I documenti necessari
I principali documenti da presentare includono:
- Atto integrale di matrimonio trascritto in Italia
- Atto di nascita con tutte le generalita’ del richiedente (tradotto e legalizzato/apostillato)
- Certificato penale del Paese di origine (valido 6 mesi, apostillato e tradotto)
- Certificato di residenza in Italia (se residente in Italia) o prova di residenza all’estero
- Copia del passaporto o carta d’identita’ in corso di validita’
- Attestazione del livello B1 di lingua italiana
Se al momento del matrimonio hai cambiato cognome e c’e’ discordanza con il tuo atto di nascita, dovrai presentare anche un certificato di esatte generalita’ rilasciato dall’ambasciata o consolato del Paese di origine.
Come si presenta la domanda
La domanda si presenta esclusivamente online tramite il Portale ALI del Ministero dell’Interno (con SPID o CIE). Se sei residente all’estero, selezionerai il Modello AE; se sei in Italia, il Modello A.
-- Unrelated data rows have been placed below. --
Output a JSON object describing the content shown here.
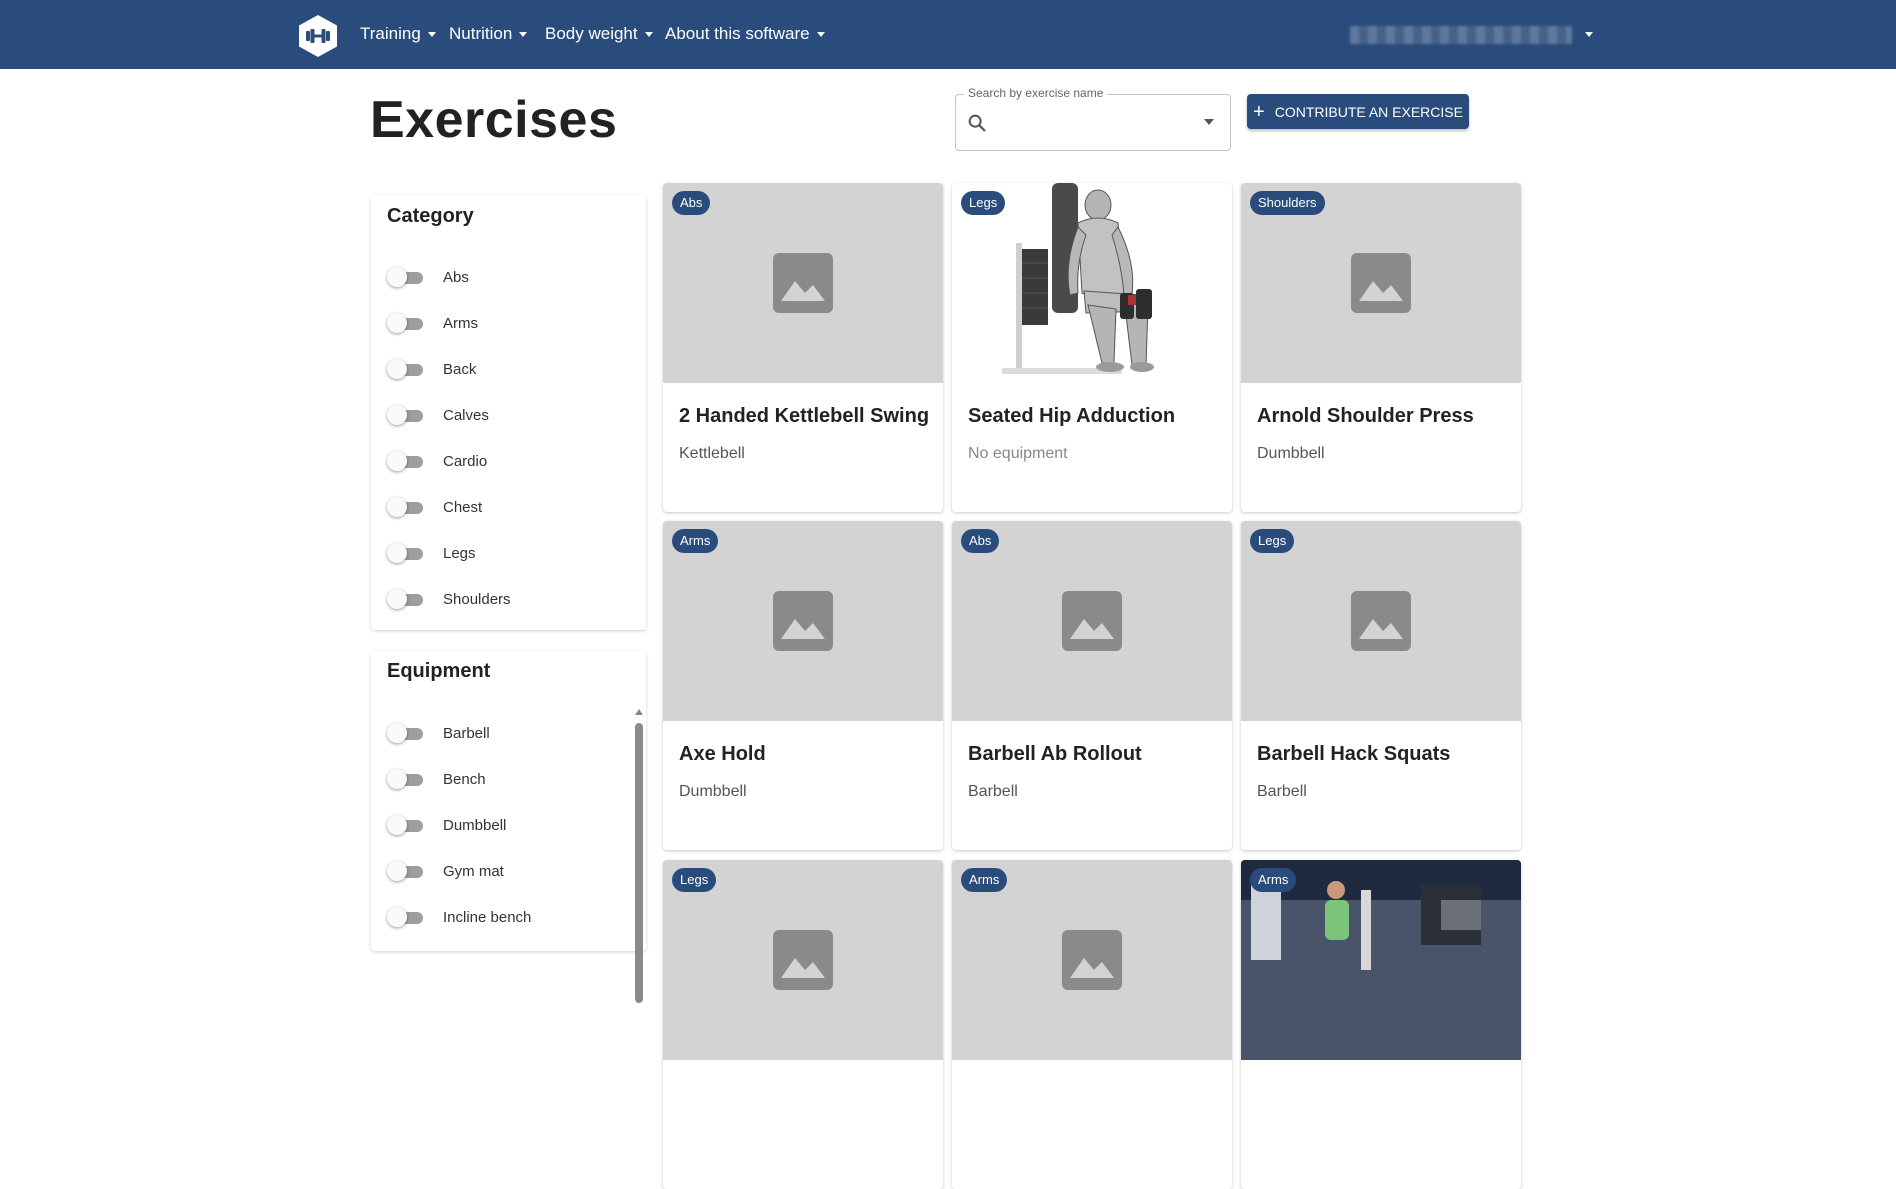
{
  "nav": {
    "items": [
      {
        "label": "Training"
      },
      {
        "label": "Nutrition"
      },
      {
        "label": "Body weight"
      },
      {
        "label": "About this software"
      }
    ]
  },
  "header": {
    "title": "Exercises",
    "search_label": "Search by exercise name",
    "contribute_label": "CONTRIBUTE AN EXERCISE"
  },
  "filters": {
    "category": {
      "title": "Category",
      "items": [
        "Abs",
        "Arms",
        "Back",
        "Calves",
        "Cardio",
        "Chest",
        "Legs",
        "Shoulders"
      ]
    },
    "equipment": {
      "title": "Equipment",
      "items": [
        "Barbell",
        "Bench",
        "Dumbbell",
        "Gym mat",
        "Incline bench"
      ]
    }
  },
  "exercises": [
    {
      "category": "Abs",
      "name": "2 Handed Kettlebell Swing",
      "equipment": "Kettlebell",
      "image": "placeholder"
    },
    {
      "category": "Legs",
      "name": "Seated Hip Adduction",
      "equipment": "No equipment",
      "image": "illustration"
    },
    {
      "category": "Shoulders",
      "name": "Arnold Shoulder Press",
      "equipment": "Dumbbell",
      "image": "placeholder"
    },
    {
      "category": "Arms",
      "name": "Axe Hold",
      "equipment": "Dumbbell",
      "image": "placeholder"
    },
    {
      "category": "Abs",
      "name": "Barbell Ab Rollout",
      "equipment": "Barbell",
      "image": "placeholder"
    },
    {
      "category": "Legs",
      "name": "Barbell Hack Squats",
      "equipment": "Barbell",
      "image": "placeholder"
    },
    {
      "category": "Legs",
      "name": "",
      "equipment": "",
      "image": "placeholder"
    },
    {
      "category": "Arms",
      "name": "",
      "equipment": "",
      "image": "placeholder"
    },
    {
      "category": "Arms",
      "name": "",
      "equipment": "",
      "image": "photo"
    }
  ],
  "colors": {
    "primary": "#2a4c7d",
    "placeholder_bg": "#d3d3d3",
    "placeholder_icon": "#8a8a8a"
  }
}
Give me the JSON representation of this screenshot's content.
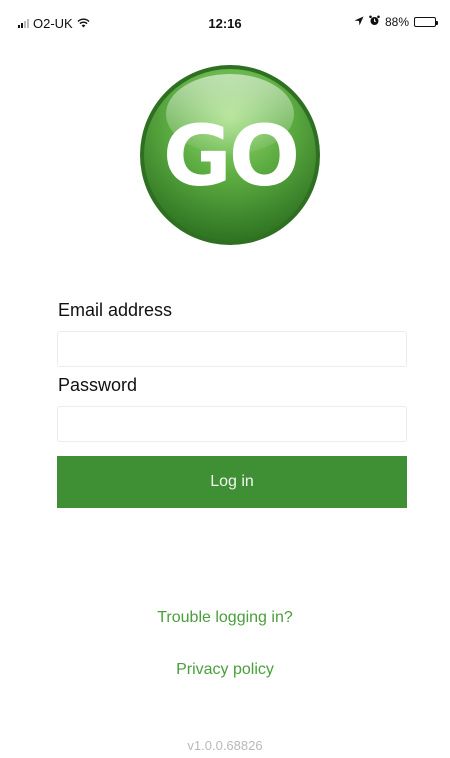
{
  "status_bar": {
    "carrier": "O2-UK",
    "time": "12:16",
    "battery": "88%",
    "battery_level": 0.88,
    "icons": [
      "signal-icon",
      "wifi-icon",
      "location-icon",
      "alarm-icon",
      "battery-icon"
    ]
  },
  "logo": {
    "text": "GO",
    "colors": {
      "light": "#8fd16e",
      "dark": "#2f7a22",
      "rim": "#2e6f22"
    }
  },
  "form": {
    "email_label": "Email address",
    "email_value": "",
    "password_label": "Password",
    "password_value": "",
    "login_label": "Log in"
  },
  "links": {
    "trouble": "Trouble logging in?",
    "privacy": "Privacy policy"
  },
  "version": "v1.0.0.68826",
  "colors": {
    "accent": "#3f8f34",
    "link": "#4a9e3b",
    "muted": "#b9b9b9"
  }
}
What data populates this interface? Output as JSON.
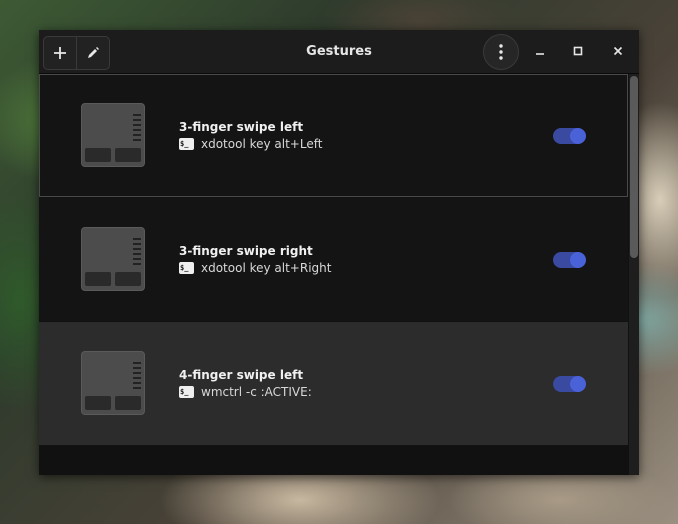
{
  "window": {
    "title": "Gestures"
  },
  "headerbar": {
    "add_icon": "plus-icon",
    "edit_icon": "pencil-icon",
    "menu_icon": "kebab-menu-icon",
    "minimize_icon": "minimize-icon",
    "maximize_icon": "maximize-icon",
    "close_icon": "close-icon"
  },
  "gestures": [
    {
      "name": "3-finger swipe left",
      "command": "xdotool key alt+Left",
      "enabled": true
    },
    {
      "name": "3-finger swipe right",
      "command": "xdotool key alt+Right",
      "enabled": true
    },
    {
      "name": "4-finger swipe left",
      "command": "wmctrl -c :ACTIVE:",
      "enabled": true
    }
  ],
  "terminal_icon_text": "$_",
  "colors": {
    "accent": "#4a62d8",
    "toggle_track": "#3a4aa0",
    "window_bg": "#141414",
    "headerbar_bg": "#1c1c1c"
  }
}
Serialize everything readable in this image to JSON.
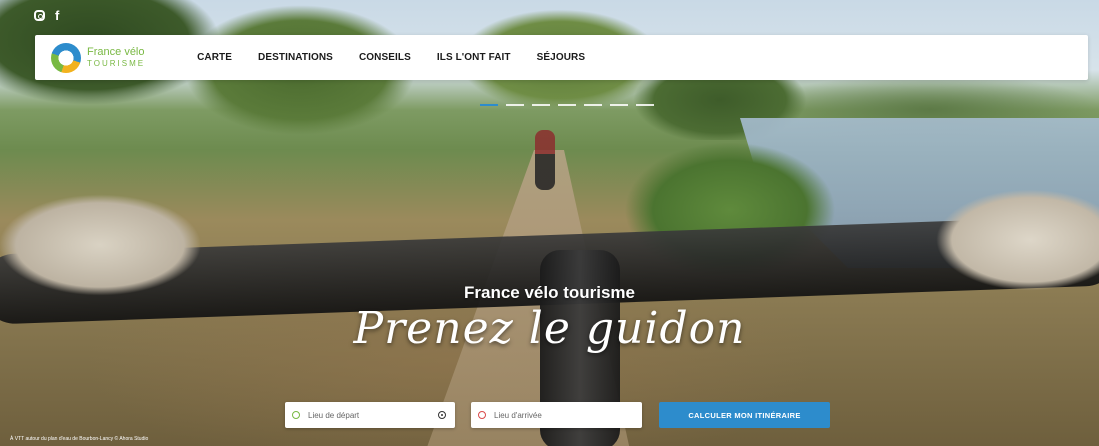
{
  "social": {
    "instagram_icon": "instagram-icon",
    "facebook_icon": "facebook-icon"
  },
  "logo": {
    "line1_part1": "France",
    "line1_part2": "vélo",
    "line2": "TOURISME"
  },
  "nav": {
    "items": [
      "CARTE",
      "DESTINATIONS",
      "CONSEILS",
      "ILS L'ONT FAIT",
      "SÉJOURS"
    ]
  },
  "slider": {
    "count": 7,
    "active_index": 0
  },
  "hero": {
    "headline": "France vélo tourisme",
    "tagline": "Prenez le guidon"
  },
  "search": {
    "start_placeholder": "Lieu de départ",
    "end_placeholder": "Lieu d'arrivée",
    "submit_label": "CALCULER MON ITINÉRAIRE"
  },
  "photo_credit": "À VTT autour du plan d'eau de Bourbon-Lancy © Ahora Studio",
  "colors": {
    "brand_blue": "#2d8ccc",
    "brand_green": "#78b943",
    "end_ring": "#d94b4b"
  }
}
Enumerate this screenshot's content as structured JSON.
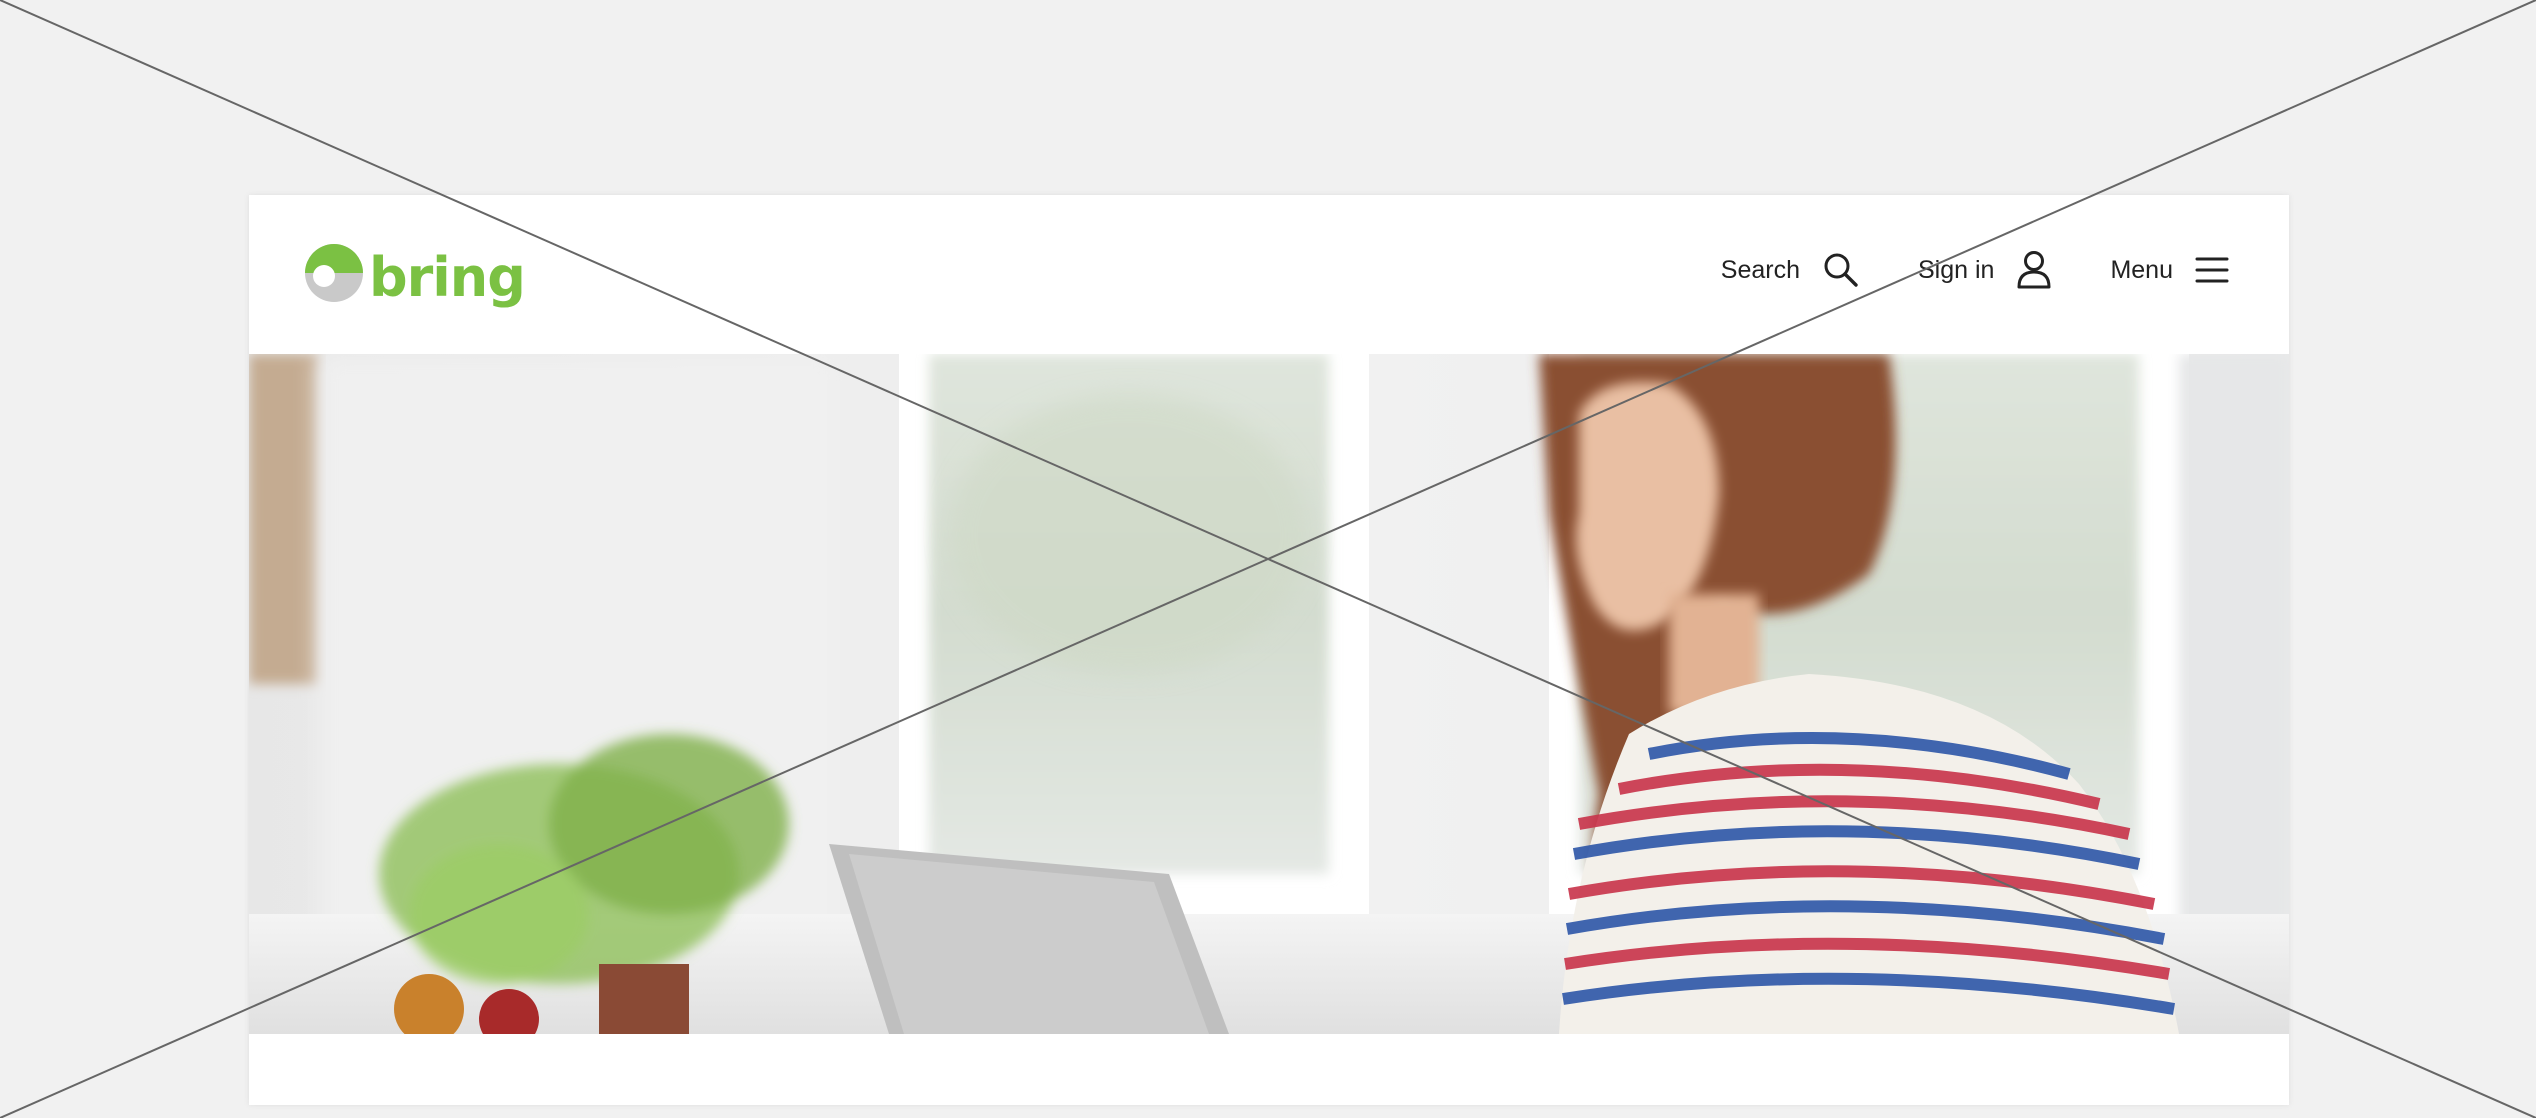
{
  "brand": {
    "name": "bring",
    "color": "#7bc143",
    "gray": "#c9c9c9"
  },
  "nav": {
    "search_label": "Search",
    "search_icon": "search-icon",
    "signin_label": "Sign in",
    "signin_icon": "user-icon",
    "menu_label": "Menu",
    "menu_icon": "hamburger-menu-icon"
  },
  "hero": {
    "image": "woman-working-at-laptop-photo"
  },
  "colors": {
    "page_bg": "#f1f1f1",
    "text": "#222222",
    "overlay_line": "#666666"
  }
}
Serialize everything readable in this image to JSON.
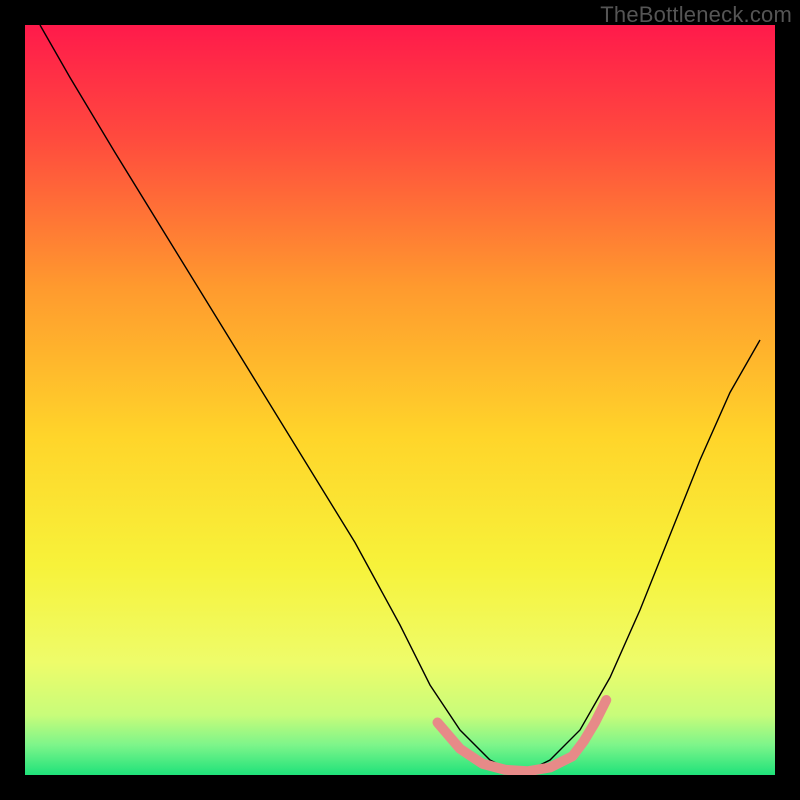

E’ necessario pagare un contributo di 250 euro piu’ 16 euro di marca da bollo.
I tempi di lavorazione sono di 24-36 mesi dalla presentazione della domanda.
Perche’ bisogna affrettarsi: i recenti cambiamenti
ATTENZIONE: Le recenti riforme normative stanno modificando il panorama della cittadinanza italiana. Anche se la procedura per matrimonio e’ rimasta sostanzialmente invariata, il contesto generale e’ in evoluzione rapida.
Ecco perche’ vale la pena muoversi senza aspettare:
1. Controlli sempre piu’ severi
Con la Legge 74/2025, le autorita’ italiane hanno intensificato i controlli su tutte le domande di cittadinanza, incluse quelle per matrimonio, per prevenire abusi e matrimoni di comodo. Pratiche incomplete o con documentazione errata vengono respinte piu’ facilmente di prima.
2. Accentramento delle procedure alla Farnesina
E’ prevista la creazione di un ufficio centralizzato presso il Ministero degli Affari Esteri per la gestione delle domande di cittadinanza. Questo potrebbe introdurre nuovi requisiti o cambiare le modalita’ di presentazione.
3. Le regole per i figli minorenni sono cambiate
Con la nuova normativa, i figli minorenni non acquisiscono piu’ automaticamente la cittadinanza insieme al genitore che la ottiene per matrimonio, a meno che non risiedano legalmente in Italia da almeno 2 anni. Questo cambiamento e’ importante se stai pianificando di estendere la cittadinanza anche ai tuoi figli.
4. Tempi di attesa gia’ lunghi
I tempi di lavorazione per la cittadinanza per matrimonio sono gia’ di 24-36 mesi. Prima inizi la procedura, prima vedrai il risultato.
Come possiamo aiutarti
Words at Hand supporta coppie e famiglie nel preparare tutta la documentazione necessaria per la domanda di cittadinanza per matrimonio, con particolare attenzione a:
- Traduzione certificata dell’atto di nascita (apostillato)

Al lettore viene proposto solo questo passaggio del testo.